Why this recipe is named 'Legless Birds' when there isn't any bird meat in the recipe is anyones guess. However, whatever the name this is a very tasty traditional Danish veal dish.

Serves 4

  • 1.5 pounds boneless lean veal
  • ½ pound bacon
  • ⅓ pound carrots
  • 2 big sliced onions
  • 1 bundle of parsley
  • Salt
  • Pepper
  • 3 cloves of crushed garlic
  • Thyme dried
  • 3 tablespoons concentrated tomato pure
  • 25 ounces beef stock
  • 8 ounces of cream
  • Slice meat into thin steaks and flatten meat well.

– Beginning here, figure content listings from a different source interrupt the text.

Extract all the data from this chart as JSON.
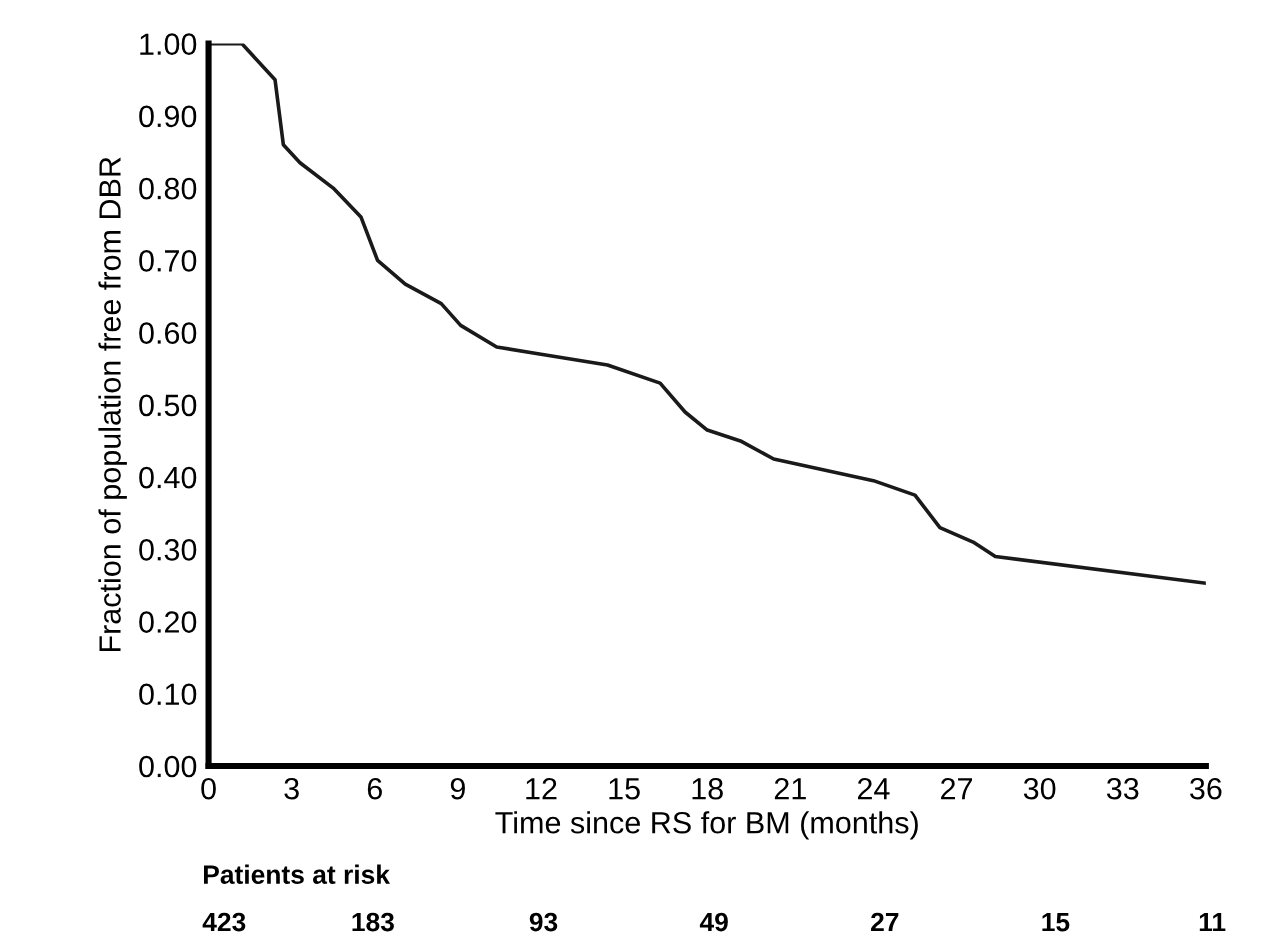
{
  "chart_data": {
    "type": "line",
    "xlabel": "Time since RS for BM (months)",
    "ylabel": "Fraction of population free from DBR",
    "series": [
      {
        "color": "#1a1a1a",
        "x": [
          0,
          1.2,
          2.4,
          2.7,
          3.3,
          4.5,
          5.5,
          6.1,
          7.1,
          8.4,
          9.1,
          10.4,
          12,
          14.4,
          16.3,
          17.2,
          18,
          19.2,
          20.4,
          24,
          25.5,
          26.4,
          27.6,
          28.4,
          36
        ],
        "values": [
          1.0,
          1.0,
          0.95,
          0.86,
          0.835,
          0.8,
          0.76,
          0.7,
          0.667,
          0.64,
          0.61,
          0.58,
          0.57,
          0.555,
          0.53,
          0.49,
          0.465,
          0.45,
          0.425,
          0.395,
          0.375,
          0.33,
          0.31,
          0.29,
          0.253
        ]
      }
    ],
    "xlim": [
      0,
      36
    ],
    "xticks": [
      0,
      3,
      6,
      9,
      12,
      15,
      18,
      21,
      24,
      27,
      30,
      33,
      36
    ],
    "ylim": [
      0,
      1
    ],
    "yticks": [
      {
        "value": 0,
        "label": "0.00"
      },
      {
        "value": 0.1,
        "label": "0.10"
      },
      {
        "value": 0.2,
        "label": "0.20"
      },
      {
        "value": 0.3,
        "label": "0.30"
      },
      {
        "value": 0.4,
        "label": "0.40"
      },
      {
        "value": 0.5,
        "label": "0.50"
      },
      {
        "value": 0.6,
        "label": "0.60"
      },
      {
        "value": 0.7,
        "label": "0.70"
      },
      {
        "value": 0.8,
        "label": "0.80"
      },
      {
        "value": 0.9,
        "label": "0.90"
      },
      {
        "value": 1,
        "label": "1.00"
      }
    ],
    "grid": false,
    "line_style": "solid",
    "annotations": [
      "Patients at risk",
      "423",
      "183",
      "93",
      "49",
      "27",
      "15",
      "11"
    ]
  }
}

  • Season meat with salt and pepper.
  • Cut bacon and carrots into long thin pieces, and place on top of meat with parsley mixed with garlic.
  • Roll meat into a long cigar shape with the carrot, bacon, parsley and garlic in the center, and tie with cooking string.

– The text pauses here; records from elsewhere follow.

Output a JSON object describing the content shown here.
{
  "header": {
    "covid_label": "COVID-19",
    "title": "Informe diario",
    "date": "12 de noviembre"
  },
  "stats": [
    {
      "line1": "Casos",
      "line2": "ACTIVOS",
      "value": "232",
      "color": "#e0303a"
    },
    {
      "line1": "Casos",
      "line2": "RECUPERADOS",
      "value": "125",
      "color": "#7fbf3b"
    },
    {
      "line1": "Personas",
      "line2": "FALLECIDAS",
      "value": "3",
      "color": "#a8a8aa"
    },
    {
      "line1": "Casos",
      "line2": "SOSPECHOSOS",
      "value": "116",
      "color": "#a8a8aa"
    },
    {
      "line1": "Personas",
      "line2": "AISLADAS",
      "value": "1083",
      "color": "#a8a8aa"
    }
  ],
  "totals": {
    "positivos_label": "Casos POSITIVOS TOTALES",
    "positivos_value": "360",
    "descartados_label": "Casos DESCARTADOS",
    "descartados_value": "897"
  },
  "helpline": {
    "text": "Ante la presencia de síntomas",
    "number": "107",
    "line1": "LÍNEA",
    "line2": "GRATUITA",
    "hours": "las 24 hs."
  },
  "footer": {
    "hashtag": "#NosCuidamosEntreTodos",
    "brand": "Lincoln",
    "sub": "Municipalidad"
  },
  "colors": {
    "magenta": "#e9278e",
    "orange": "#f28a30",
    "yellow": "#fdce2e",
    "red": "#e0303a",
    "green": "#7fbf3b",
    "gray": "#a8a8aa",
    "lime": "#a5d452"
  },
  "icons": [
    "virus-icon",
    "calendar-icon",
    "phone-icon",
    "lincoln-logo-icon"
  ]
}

  • Roll meat rolls in flour and brown the meat and sliced onions on frying pan.
  • Add beef stock, tomato pure and thyme
  • Simmer covered for 1-1.5 hours or until meat is tender
  • Take meat out of pot and add cream to the stock for the gravy

For a great side dish, add Caramelized Potatoes or Danish Scalloped Potatoes (Creamed Potatoes).